I know, I talked in my previous entry about why you should use Symfony plugins instead of reinventing the wheel. But our requirements are not covered by design by the sfLucene plugin and Lucene is the wheel not to reinvent, so it was only up to me for a small integration. Just a few lines of code.

I have done that basically the whole afternoon today, so lets shortly wrap it up:

  • Lucene is a open source search engine.
  • Zend created a PHP implementation called ZendSearchLucene.
  • There are some good blog entries describing the integration
    • Dave Dash provided the initial tutorial, based on some old ZSL implementation
    • Peter van Garderen uses Daves tutorial and adds some comments for newer versions.
    • Johannes Schmidt (blog in german) gave me the final hintes to get UTF-8 working.

I took the latest ZSL 1.0.1 and just the search files. In 1.01 the ones i dropped in my_app/lib are:

Zend/Loader.php
Zend/Exception.php
Zend/Search/*

The next problem was now the autoloading, as he Zend.php file was no longer there. I anyway wanted to create a wrapper class which encapsulates loading the index and running the finds. So because of that I created my own ZendSearchLucene.class.php in my_app/lib:

require_once('Zend/Loader.php');
Zend_Loader::loadClass('Zend_Search_Lucene');
Zend_Loader::loadClass('Zend_Search_Exception');
Zend_Search_Lucene_Search_QueryParser::setDefaultEncoding("UTF-8");
Zend_Search_Lucene_Analysis_Analyzer::setDefault(
new Zend_Search_Lucene_Analysis_Analyzer_Common_Utf8Num(),
new Zend_Search_Lucene_Analysis_Analyzer_Common_Utf8Num());
 
class ZendSearchLucene {
  const INDEXROOT = SF_ROOT_DIR.DIRECTORY_SEPARATOR.'data'.
  DIRECTORY_SEPARATOR.'search'.DIRECTORY_SEPARATOR;
  const VERSION = '1.0.1';
  public static function addOrUpdate($doc,$id,$area){
    $index = null;
    try {
      $index = Zend_Search_Lucene::open($self::INDEXROOT.$area);
    } catch (Zend_Search_Lucene_Exception $e) {
      $index = Zend_Search_Lucene::create($self::INDEXROOT.$area);
    }
    $term = new Zend_Search_Lucene_Index_Term($id, 'myid');
    $query = new Zend_Search_Lucene_Search_Query_Term($term);
    $hits = $index->find($query);
    foreach ($hits AS $hit) {
      $index->delete($hit->id);
    }
    $index->addDocument($doc);
  }
 
  public static function find($query,$area){
    $index = Zend_Search_Lucene::open($self::INDEXROOT.$area);
    return $index->find(mb_strtolower($query,"UTF-8"));
  }
}

Looks complicated, but that is basically all I needed to do. You will find ideas from all three tutorials in that code. So lets give em credit:
The autoloading in the beginning was my creation.
The UTF-8 solution is very fragile. It never worked as described on other pages. The only change that made it possible is to set both Analyzers to UTF-8 but I must not set any UTF-8 somewhere else. (so no UTF-8 param in the field creation) . Thank you Johannes for the ideas. The UTF-8 mess took most of my time today.
Most of the addOrUpdate code comes from Dave, however I modified it. Thanks to the hint of Peter, the API changed and now offers a static open and create method. Unfortunately there is no create if not exists option. So I try to open and on exception I create it.
I also made a variable index for different areas (lets say a forum and a blog) where the search should stay inside that area.
Peters instructions and some comments helped me to resolve the issue with the id column. Giving it an own alias was enough, so I wouldn’t go so far to recommend not to give a DB column the name ID.

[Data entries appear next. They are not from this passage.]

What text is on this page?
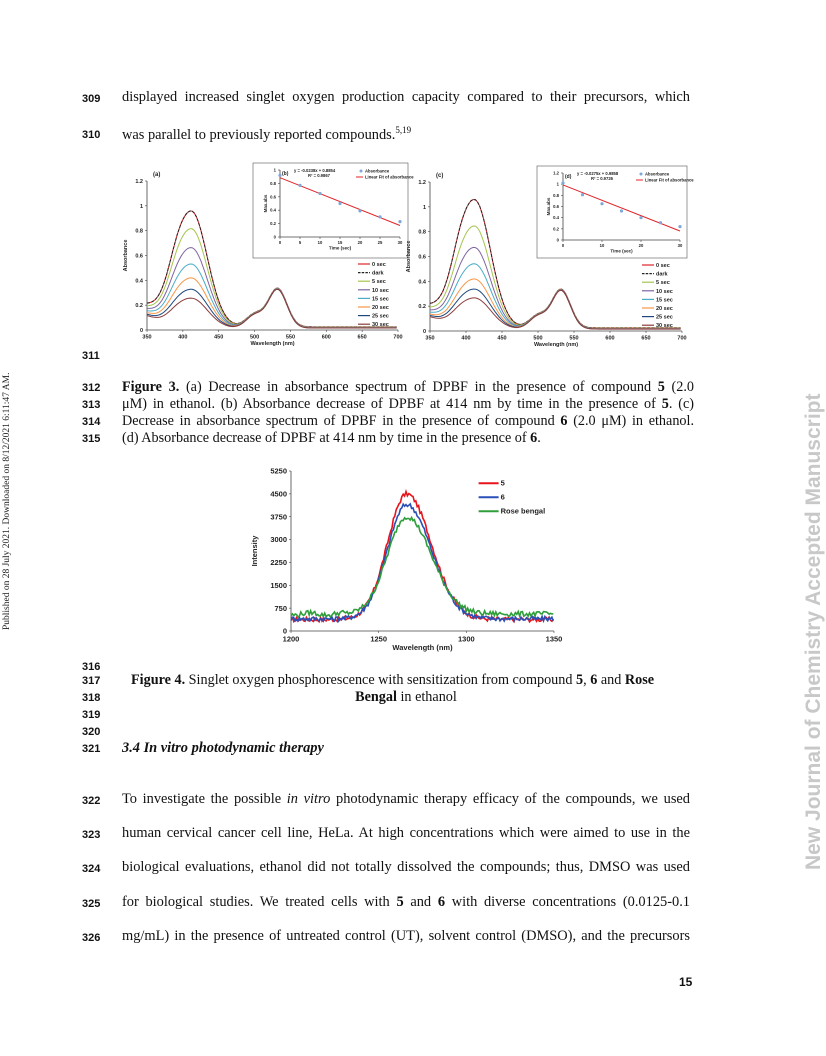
Published on 28 July 2021. Downloaded on 8/12/2021 6:11:47 AM.	New Journal of Chemistry Accepted Manuscript
309	displayed increased singlet oxygen production capacity compared to their precursors, which
310	was parallel to previously reported compounds.$^{5,19}$
(a)
350	400	450	500	550	600	650	700
0
0.2
0.4
0.6
0.8
1
1.2
Wavelength (nm)
Absorbance	0 sec
dark
5 sec
10 sec
15 sec
20 sec
25 sec
30 sec
(b)
0	5	10	15	20	25	30
0
0.2
0.4
0.6
0.8
1
Time (sec)
Max.abs
y = -0.0238x + 0.8854
R² = 0.9867
Absorbance
Linear Fit of absorbance	(c)
350	400	450	500	550	600	650	700
0
0.2
0.4
0.6
0.8
1
1.2
Wavelength (nm)
Absorbance	0 sec
dark
5 sec
10 sec
15 sec
20 sec
25 sec
30 sec
(d)
0	10	20	30
0
0.2
0.4
0.6
0.8
1
1.2
Time (sec)
Max.abs
y = -0.0275x + 0.9858
R² = 0.9726
Absorbance
Linear Fit of absorbance
311
312
313
314
315
Figure 3. (a) Decrease in absorbance spectrum of DPBF in the presence of compound 5 (2.0
μM) in ethanol. (b) Absorbance decrease of DPBF at 414 nm by time in the presence of 5. (c)
Decrease in absorbance spectrum of DPBF in the presence of compound 6 (2.0 μM) in ethanol.
(d) Absorbance decrease of DPBF at 414 nm by time in the presence of 6.
1200	1250	1300	1350
0
750
1500
2250
3000
3750
4500
5250
Wavelength (nm)
Intensity
5
6
Rose bengal
316
317
318
319
320
Figure 4. Singlet oxygen phosphorescence with sensitization from compound 5, 6 and Rose
Bengal in ethanol
321	3.4 In vitro photodynamic therapy
322	To investigate the possible in vitro photodynamic therapy efficacy of the compounds, we used
323	human cervical cancer cell line, HeLa. At high concentrations which were aimed to use in the
324	biological evaluations, ethanol did not totally dissolved the compounds; thus, DMSO was used
325	for biological studies. We treated cells with 5 and 6 with diverse concentrations (0.0125-0.1
326	mg/mL) in the presence of untreated control (UT), solvent control (DMSO), and the precursors
15
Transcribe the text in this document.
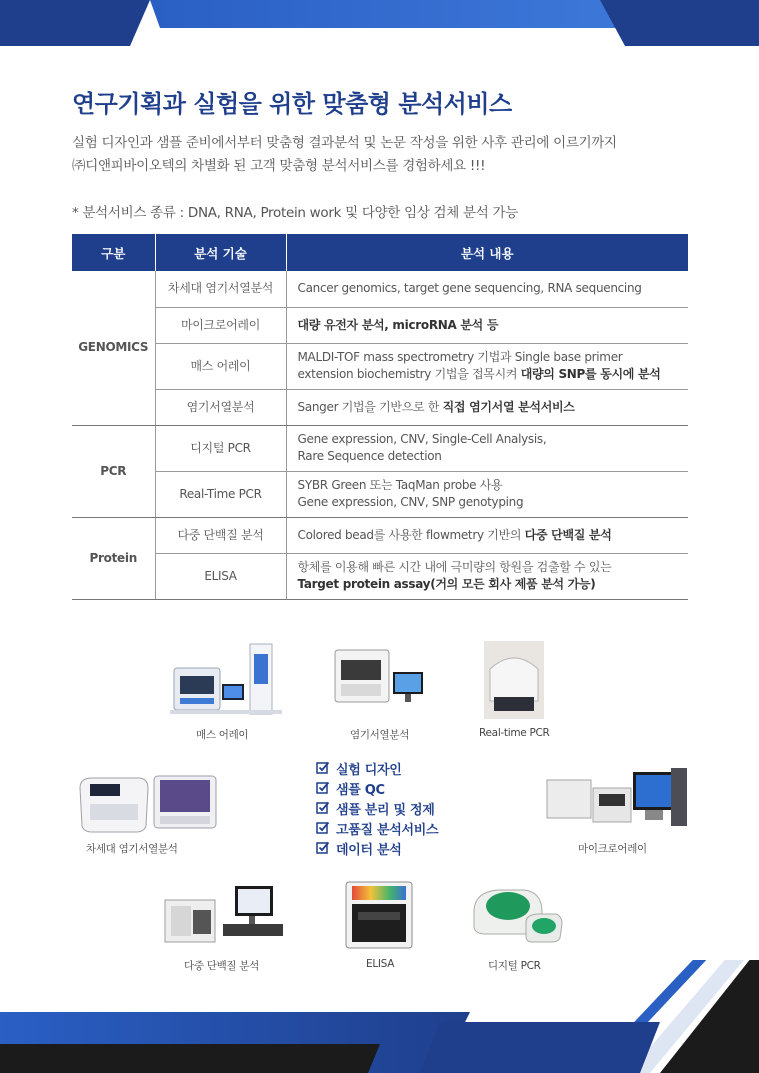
연구기획과 실험을 위한 맞춤형 분석서비스
실험 디자인과 샘플 준비에서부터 맞춤형 결과분석 및 논문 작성을 위한 사후 관리에 이르기까지
㈜디앤피바이오텍의 차별화 된 고객 맞춤형 분석서비스를 경험하세요 !!!
* 분석서비스 종류 : DNA, RNA, Protein work 및 다양한 임상 검체 분석 가능
구분	분석 기술	분석 내용
GENOMICS	차세대 염기서열분석	Cancer genomics, target gene sequencing, RNA sequencing
	마이크로어레이	대량 유전자 분석, microRNA 분석 등
	매스 어레이	MALDI-TOF mass spectrometry 기법과 Single base primer
extension biochemistry 기법을 접목시켜 대량의 SNP를 동시에 분석
	염기서열분석	Sanger 기법을 기반으로 한 직접 염기서열 분석서비스
PCR	디지털 PCR	Gene expression, CNV, Single-Cell Analysis,
Rare Sequence detection
	Real-Time PCR	SYBR Green 또는 TaqMan probe 사용
Gene expression, CNV, SNP genotyping
Protein	다중 단백질 분석	Colored bead를 사용한 flowmetry 기반의 다중 단백질 분석
	ELISA	항체를 이용해 빠른 시간 내에 극미량의 항원을 검출할 수 있는
Target protein assay(거의 모든 회사 제품 분석 가능)
매스 어레이	염기서열분석	Real-time PCR
차세대 염기서열분석
실험 디자인
샘플 QC
샘플 분리 및 정제
고품질 분석서비스
데이터 분석	마이크로어레이
다중 단백질 분석	ELISA	디지털 PCR
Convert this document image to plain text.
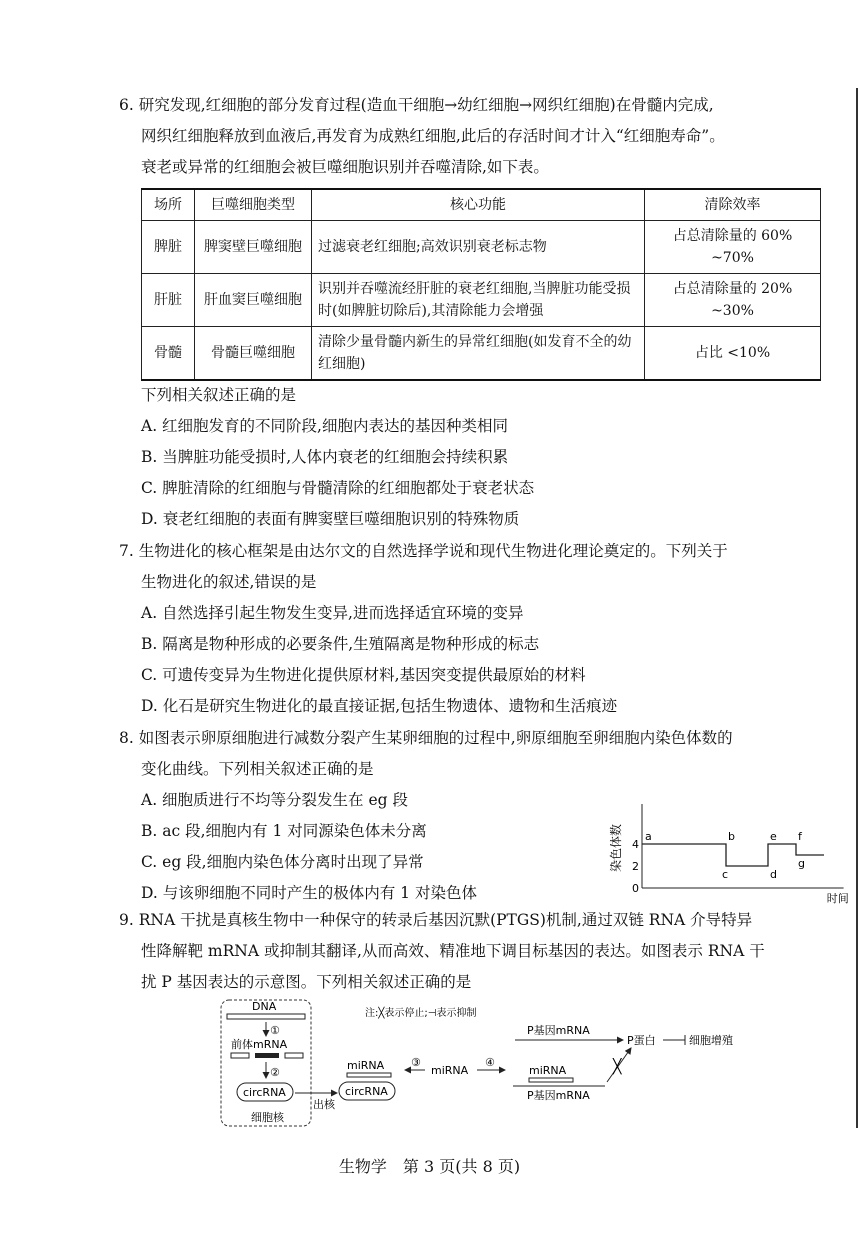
6. 研究发现,红细胞的部分发育过程(造血干细胞→幼红细胞→网织红细胞)在骨髓内完成,
网织红细胞释放到血液后,再发育为成熟红细胞,此后的存活时间才计入“红细胞寿命”。
衰老或异常的红细胞会被巨噬细胞识别并吞噬清除,如下表。
场所	巨噬细胞类型	核心功能	清除效率
脾脏	脾窦壁巨噬细胞	过滤衰老红细胞;高效识别衰老标志物	占总清除量的 60% ~70%
肝脏	肝血窦巨噬细胞	识别并吞噬流经肝脏的衰老红细胞,当脾脏功能受损时(如脾脏切除后),其清除能力会增强	占总清除量的 20% ~30%
骨髓	骨髓巨噬细胞	清除少量骨髓内新生的异常红细胞(如发育不全的幼红细胞)	占比 <10%
下列相关叙述正确的是
A. 红细胞发育的不同阶段,细胞内表达的基因种类相同
B. 当脾脏功能受损时,人体内衰老的红细胞会持续积累
C. 脾脏清除的红细胞与骨髓清除的红细胞都处于衰老状态
D. 衰老红细胞的表面有脾窦壁巨噬细胞识别的特殊物质
7. 生物进化的核心框架是由达尔文的自然选择学说和现代生物进化理论奠定的。下列关于
生物进化的叙述,错误的是
A. 自然选择引起生物发生变异,进而选择适宜环境的变异
B. 隔离是物种形成的必要条件,生殖隔离是物种形成的标志
C. 可遗传变异为生物进化提供原材料,基因突变提供最原始的材料
D. 化石是研究生物进化的最直接证据,包括生物遗体、遗物和生活痕迹
8. 如图表示卵原细胞进行减数分裂产生某卵细胞的过程中,卵原细胞至卵细胞内染色体数的
变化曲线。下列相关叙述正确的是
A. 细胞质进行不均等分裂发生在 eg 段
B. ac 段,细胞内有 1 对同源染色体未分离
C. eg 段,细胞内染色体分离时出现了异常
D. 与该卵细胞不同时产生的极体内有 1 对染色体	0
2
4
染色体数
时间
a	b
c	d
e f
g
9. RNA 干扰是真核生物中一种保守的转录后基因沉默(PTGS)机制,通过双链 RNA 介导特异
性降解靶 mRNA 或抑制其翻译,从而高效、精准地下调目标基因的表达。如图表示 RNA 干
扰 P 基因表达的示意图。下列相关叙述正确的是
DNA
①
前体mRNA
②
circRNA
细胞核
出核
miRNA
circRNA
③
miRNA
④
注:╳表示停止;⊣表示抑制
P基因mRNA
P蛋白	细胞增殖
miRNA
P基因mRNA
╳
生物学　第 3 页(共 8 页)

And that is already most of the stuff needed to do. It just takes some time to get it sorted out. Final credit again shall go to Dave for his talk about Zend_Search_Lucene, which inspired me to take it and not to use mysql like %xyz% calls.

Hope I could provide with this collection and amendments some help :-)

PS: If you are a Java guy it is very interesting to see how much effort PHP guys put into namespacing. Zend_Search_Lucene is a prime example of that. The even invent their own “classloader” which then maps the underscores to directories :)

Update2:
The UTF-8 was not working correctly, but now I have it. I did not notice that calling strtolower on an utf-8 string will corrupt it, there are some cases where it might work, but to be safe, always use mb_strtolower so my field generation looks like this:

$titleField = Zend_Search_Lucene_Field::Text('title', mb_strtolower($this->getTitle(),"UTF-8"),"UTF-8");
$titleField->boost = 1.5;
$doc->addField($titleField);

So it looks that without this it worked okay on my devenv but not on the test system (most likely because the php locale, and thus the conversion magic, was different). I also updated the code above.